La salute in gravidanza deve essere continuamente monitorata. Per questo è bene prestare attenzione a ogni sintomo, specialmente a quelli precoci come le perdite da impianto.

Per comprendere se la salute in gravidanza è assicurata oppure no, è determinante monitorare lo spotting che si può verificare a ridosso dell’ovulazione. Infatti tali perdite possono essere relative all’impianto dell’embrione nell’utero; se proseguono allora ci troviamo di fronte al normale ciclo mestruale. Se invece si è incinta e le perdite continuano, allora bisogna stare attente e considerare probabili minacce d’aborto.

Come essere sicure di quello che sta avvenendo al proprio organismo? L’ovulo fecondato viaggia attraverso l’utero per poi andare a impiantarsi. Tale impianto, in alcune donne – circa il 20-30% – può portare a perdite e crampi, che, però, sono anche il sintomo dell’arrivo della mestruazione. Tuttavia ci sono alcuni piccoli elementi per possono far capire a una donna se il concepimento è avvenuto oppure no.

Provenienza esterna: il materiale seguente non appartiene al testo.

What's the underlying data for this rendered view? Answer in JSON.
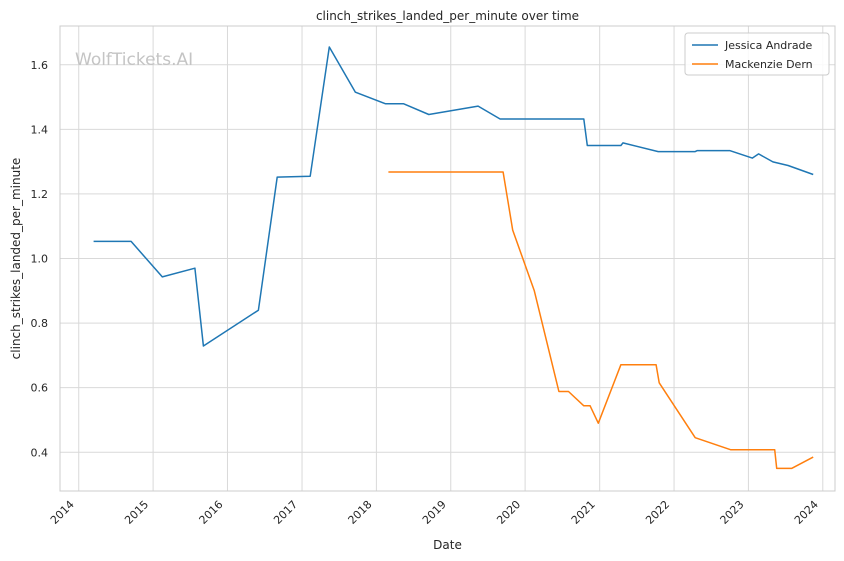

In primo luogo, la perdita da impianto avviene circa sette/dieci giorni dopo l’ovulazione, quindi si verifica prima dell’arrivo previsto della mestruazione. In secondo luogo si tratta di perdite che durano poco, non abbondanti, di colore molto chiaro, che andranno a diventare sempre più leggere fino a scomparire. Le mestruazioni, invece, iniziano in modo leggero per poi divenire piuttosto abbondanti nel corso dei cinque o sei giorni del ciclo.

Tuttavia può anche essere frequente che la perdita da impianto possa verificarsi proprio nei giorni in cui dovrebbe arrivare la mestruazione, generando, così, confusione.

Qualora si avesse il dubbio di una gravidanza in corso, è bene tenere d’occhio altri cambiamenti del proprio corpo, vale a dire tutti i sintomi precoci di gravidanza: seno gonfio, stanchezza, nausea, mal di schiena e mal di testa, areole più scure e voglie di cibo.

Nell’incertezza è sempre opportuno muoversi con cautela. Infatti è probabile che le perdite non siano dovute all’impianto dell’ovulo, ma a una semplice alterazione del ciclo mestruale, alla modificazione nell’assunzione della pillola anticoncezionale, a infezione o abrasione dovuta a un rapporto sessuale.

Inoltre è bene precisare che le donne che hanno concepito possono avere perdite in ritardo, anziché prima del normale periodo mestruale: anche se incinta, in alcune donne si verifica una sorta di flusso mestruale almeno per il primo mese. Al mese successivo ogni perdita dovrebbe completamente sparire.

Se le perdite dovessero continuare è d’obbligo rivolgersi al medico: meglio essere sicure che non vi sia una minaccia d’aborto. Sarà il ginecologo, con le dovute analisi del caso, a fugare ogni dubbio e a confermare o meno la gravidanza.